Treatment of Crohn's disease with Adalimumab in pregnancy – a case report

M Jürgens ¹, J Seiderer ¹, C Tillack ¹, S Brand ¹, S Pfennig ¹, B Göke ¹, T Ochsenkühn ¹

¹Klinikum Grosshadern, Ludwig-Maximilian Universität München, Medizinische Klinik 2, München, Germany

Congress Abstract

Aims: The fully recombinant human IgG1 antibody adalimumab (Humira, Abbott Laboratories) became an alternative option for treatment of Inflammatory bowel disease. Since many young women in childbearing age are affected by Crohn's disease (CD), it is important to investigate the influences and effects of TNF-α-antibodies regarding the fetal safety. Although infliximab seems to be a safe drug given in conception and pregnancy (Schnitzler F. et al.; DDW 2007), the number of data concerning the effects on conception and gravidity are scarce.

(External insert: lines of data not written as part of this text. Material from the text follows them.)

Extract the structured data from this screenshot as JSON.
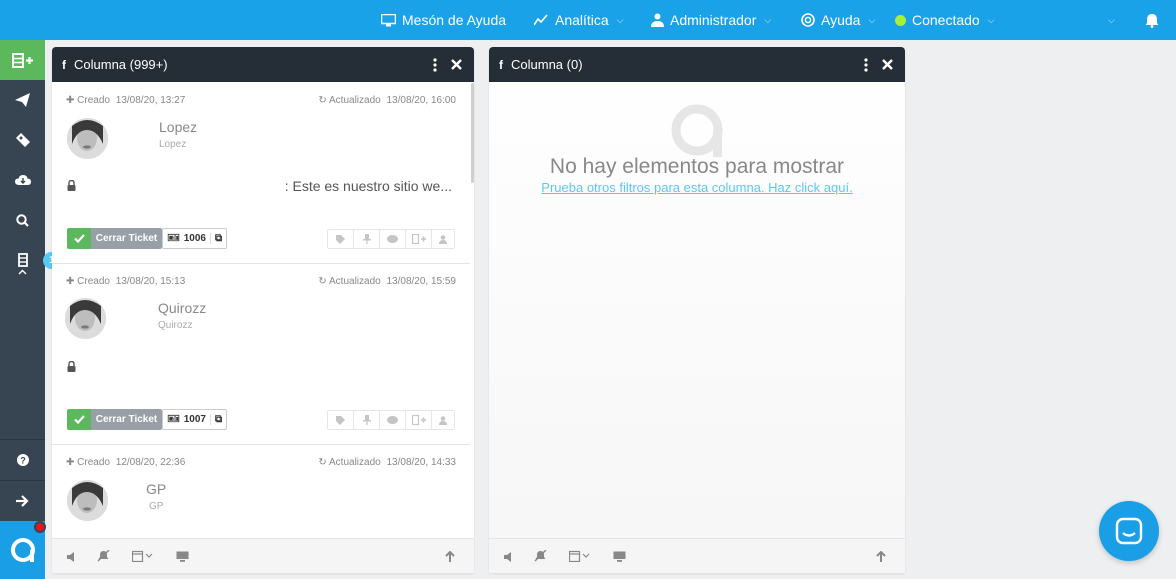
{
  "topbar": {
    "items": [
      {
        "label": "Mesón de Ayuda",
        "icon": "monitor-icon"
      },
      {
        "label": "Analítica",
        "icon": "chart-icon"
      },
      {
        "label": "Administrador",
        "icon": "user-tie-icon"
      },
      {
        "label": "Ayuda",
        "icon": "lifebuoy-icon"
      },
      {
        "label": "Conectado",
        "icon": "status-dot"
      }
    ]
  },
  "sidebar": {
    "badge": "1"
  },
  "columns": [
    {
      "title": "Columna (999+)",
      "tickets": [
        {
          "created_label": "Creado",
          "created": "13/08/20, 13:27",
          "updated_label": "Actualizado",
          "updated": "13/08/20, 16:00",
          "name": "Lopez",
          "username": "Lopez",
          "message": ": Este es nuestro sitio we...",
          "close_label": "Cerrar Ticket",
          "ticket_id": "1006"
        },
        {
          "created_label": "Creado",
          "created": "13/08/20, 15:13",
          "updated_label": "Actualizado",
          "updated": "13/08/20, 15:59",
          "name": "Quirozz",
          "username": "Quirozz",
          "message": "",
          "close_label": "Cerrar Ticket",
          "ticket_id": "1007"
        },
        {
          "created_label": "Creado",
          "created": "12/08/20, 22:36",
          "updated_label": "Actualizado",
          "updated": "13/08/20, 14:33",
          "name": "GP",
          "username": "GP"
        }
      ]
    },
    {
      "title": "Columna (0)",
      "empty_title": "No hay elementos para mostrar",
      "empty_link": "Prueba otros filtros para esta columna. Haz click aquí."
    }
  ],
  "colors": {
    "topbar": "#1aa2e8",
    "sidebar": "#374452",
    "accent_green": "#5cb85c",
    "column_header": "#252d36"
  }
}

Therefore we report of a case of pregnancy and the appliance of adalimumab therapy during conception.

Methods: We describe a 32yrs. old woman presenting with CD at our IBD-center in February 2004. In April 2002 CD was diagnosed and initially treated with steroids. In following treatment with azathioprine failed due to the development of a drug induced pancreatitis. The patient then had an excellent response to infliximab and was kept in remission by regular infusions until 20 months later, when she lost response and expired a new flare (CDAI 170). We then decided for off-label treatment with adalimumab, starting with an initial dose of 160mg in November 2005, continued by 80mg every other week (eow). Remission (CDAI 0) was achieved in January 2006 and the dose was reduced to adalimumab 40mg eow for maintenance. She received 18 doses 40mg until October 2006, when we stopped due to diagnose of pregnancy in seventh week of gestation.

Results: After 40 weeks and 2 days of gestation a spontaneous and uncomplicated delivery finished the period of gravity. Remission was still ongoing without any disease activity, although an interim increase of inflammatory parameters (CRP 2.6mg/dl) in February 2007 was noted. The routinely performed screening examinations at the department of gynaecology (Klinikum Grosshadern, Munich) did not show any abnormalities in fetal growth and development. On June 20th, 2007 our patient delivered a healthy and regular developed girl (APGAR 10/10/10, weight 3360g, height 54cm).

Conclusion: Current data do not implicate an increased risk in the application of TNF-α-substances during pregnancy. Further observations of larger cohorts are required before any final conclusions can be drawn.